FTC Standards for Safeguarding Customer Information 07.01.2023
Capri Beauty College is committed to implementing a comprehensive information security program, consistent with the size and complexity of this institution and the nature of its educational activities, to maintain and safeguard personally identifiable information against damage or loss. All employees are required to sign an Information Security Policy and adhere to its principle. Capri Beauty College encourages the use of information systems for business purposes. Such systems include: electronic mail (E-mail), computers (including laptops), Instant Messaging, Internet access, voicemail, fax machines, telephones, two-way radios, pagers, Personal Digital Assistants and any other device used for information processing, communication, and storage (collectively referred to as “Information Systems”). All Information Systems provided by Capri Beauty College remain the sole property of Capri Beauty College and consequently, employees shall have no reasonable expectation of privacy in using them.
These requirements apply to all customer information the college has, regardless of whether it pertains to students, parents or others the college has a customer relationship with or pertains to the customers of other financial institutions that have given such information to the college. Customer information is any record containing nonpublic personal such as:
- Your name, address, and social security number
- Name of your financial institution, account number
- Information provided on your enrollment application
- Information provided on your application for a grant or loan
- Information provided on a consumer report
- Information obtained from a website
- Personally identifiable financial information; and any list, description, or other grouping of consumers (and publicly available information pertaining to them) that is derived using any personal identifiable financial information that is not publicly available.
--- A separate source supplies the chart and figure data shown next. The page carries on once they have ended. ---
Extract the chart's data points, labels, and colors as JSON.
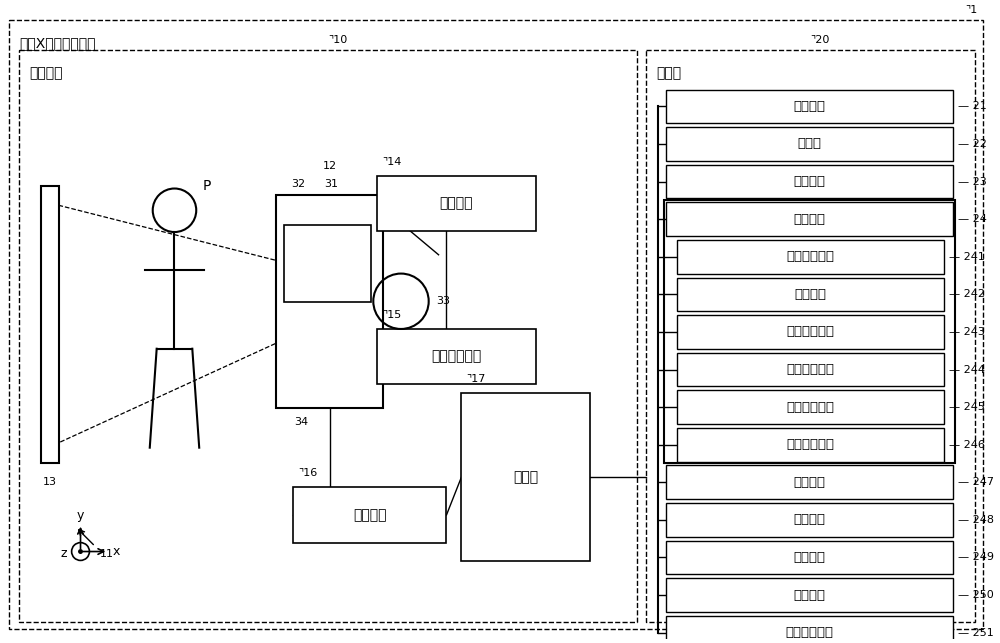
{
  "bg_color": "#ffffff",
  "outer_label": "一般X射线摄像装置",
  "outer_num": "1",
  "imaging_label": "摄像装置",
  "imaging_num": "10",
  "control_label": "控制台",
  "control_num": "20",
  "right_boxes": [
    {
      "label": "输入接口",
      "num": "21"
    },
    {
      "label": "显示器",
      "num": "22"
    },
    {
      "label": "存储电路",
      "num": "23"
    },
    {
      "label": "处理电路",
      "num": "24"
    },
    {
      "label": "显示控制功能",
      "num": "241"
    },
    {
      "label": "受理功能",
      "num": "242"
    },
    {
      "label": "摄像控制功能",
      "num": "243"
    },
    {
      "label": "图像生成功能",
      "num": "244"
    },
    {
      "label": "第一取得功能",
      "num": "245"
    },
    {
      "label": "第二取得功能",
      "num": "246"
    },
    {
      "label": "确定功能",
      "num": "247"
    },
    {
      "label": "判定功能",
      "num": "248"
    },
    {
      "label": "输出功能",
      "num": "249"
    },
    {
      "label": "计算功能",
      "num": "250"
    },
    {
      "label": "移动控制功能",
      "num": "251"
    }
  ],
  "left_boxes": [
    {
      "label": "高压电源",
      "num": "14"
    },
    {
      "label": "光阑控制装置",
      "num": "15"
    },
    {
      "label": "驱动电路",
      "num": "16"
    },
    {
      "label": "控制器",
      "num": "17"
    }
  ]
}
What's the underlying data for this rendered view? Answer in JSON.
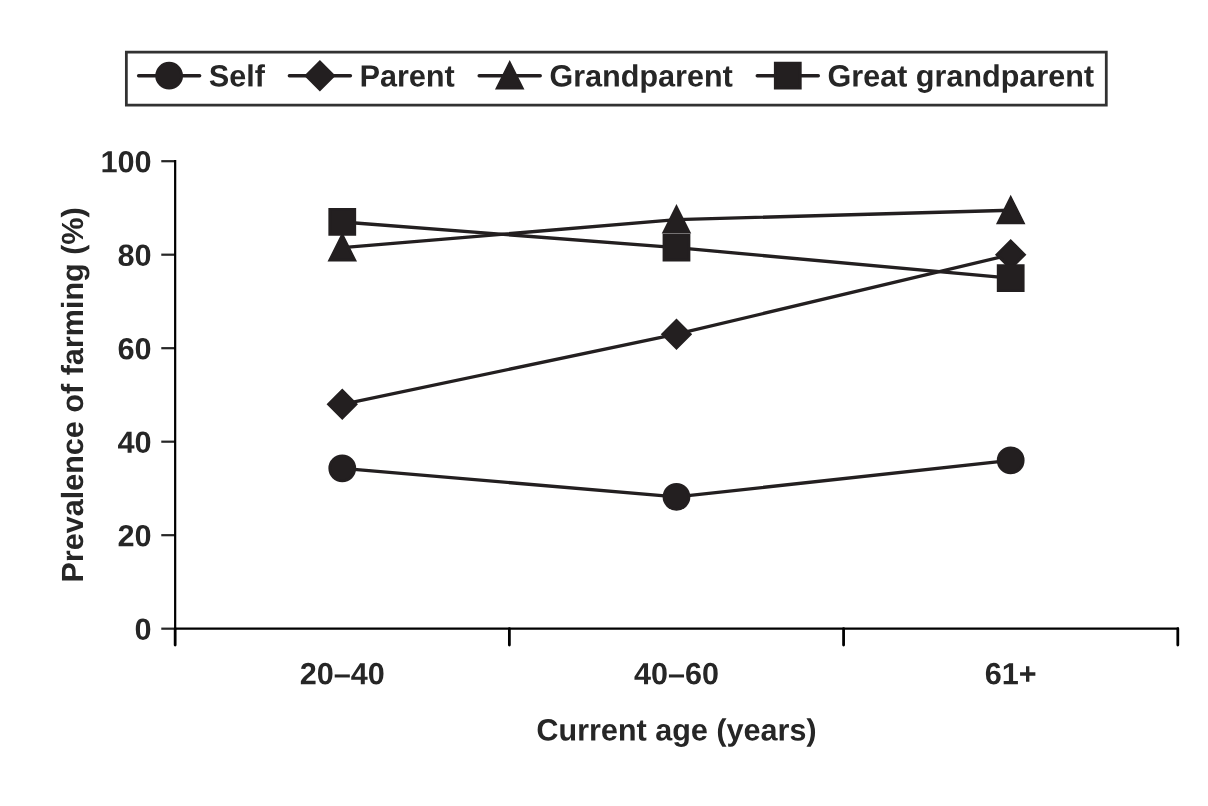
{
  "chart_data": {
    "type": "line",
    "xlabel": "Current age (years)",
    "ylabel": "Prevalence of farming (%)",
    "categories": [
      "20–40",
      "40–60",
      "61+"
    ],
    "series": [
      {
        "name": "Self",
        "color": "#231f20",
        "marker": "circle",
        "values": [
          34.3,
          28.2,
          36
        ]
      },
      {
        "name": "Parent",
        "color": "#231f20",
        "marker": "diamond",
        "values": [
          48,
          63,
          80
        ]
      },
      {
        "name": "Grandparent",
        "color": "#231f20",
        "marker": "triangle",
        "values": [
          81.5,
          87.5,
          89.5
        ]
      },
      {
        "name": "Great grandparent",
        "color": "#231f20",
        "marker": "square",
        "values": [
          87,
          81.5,
          75
        ]
      }
    ],
    "ylim": [
      0,
      100
    ],
    "yticks": [
      0,
      20,
      40,
      60,
      80,
      100
    ],
    "legend": "top",
    "grid": false,
    "line_style": "solid"
  }
}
- Insure the security and confidentiality of customer information,
- Protect against any anticipated threats or hazards to the security or integrity of such information, and
- Protect against unauthorized access to or use of such information that could result in substantial harm or inconveniences to any customer.
The policy covers all records in whatever format (hard copy, electronic). The Office of the Vice-President shall be responsible for coordinating the school's information security program based on the recommendations of the Information Security Administrator. At least once every three years, the office will assess foreseeable internal and external risks to the security, confidentiality, and integrity of customer information that could result in the unauthorized disclosure, misuse, alteration, destruction or other compromise of the information.
- David Ruff (who possesses 38 years of Information Security, Governance, Risk and Compliance experience) is the Information Security Administrator and individual primarily responsible for overseeing, implementing and enforcing the College’s Information Security Program.
- Tom Seil – Vice President – On-campus Coordinator.
- IT Lighthouse in Naperville, IL provides advanced network design, installation, and security.
Covers every relevant area of school operation, including but not limited to: Employee training and management / Network and software design/processing, storage, transmission and disposal of information, ways to detect, prevent, and respond to attacks, intrusions or other systems failures.
Safeguards and Testing/Monitoring:
The Admission Office shall design and implement safeguards to control identified risks and shall monitor the effectiveness of them, recommending changes when warranted. Records for prospective students (Enrollment Agreement, State ID, Official Transcripts & Admission Application) who are not accepted or who do not enroll/or start in their requested course s may be held for 6 months. After six months, the records will be destroyed in a secure manner. All other records including but not limited to: Student Aid Reports, Verification Documents, Tax Records, NSLDS records, Promissory Notes, etc. shall be destroyed within one week of official cancellation. Records of enrolled students shall be maintained in accordance with federal and state law and accreditation requirements.
Evaluations and Adjustment
The college will periodically evaluate and adjust its information security program in light of the results of the required testing and monitoring as well as for any material changes to the operations or business arrangements or any other circumstances that it has reason to know may have a material impact on the college’s information security program.
Overseeing Service Providers
Capri Beauty College shall only enter into servicing agreements with service providers who also maintain appropriate safeguards for customer's personally identifiable information.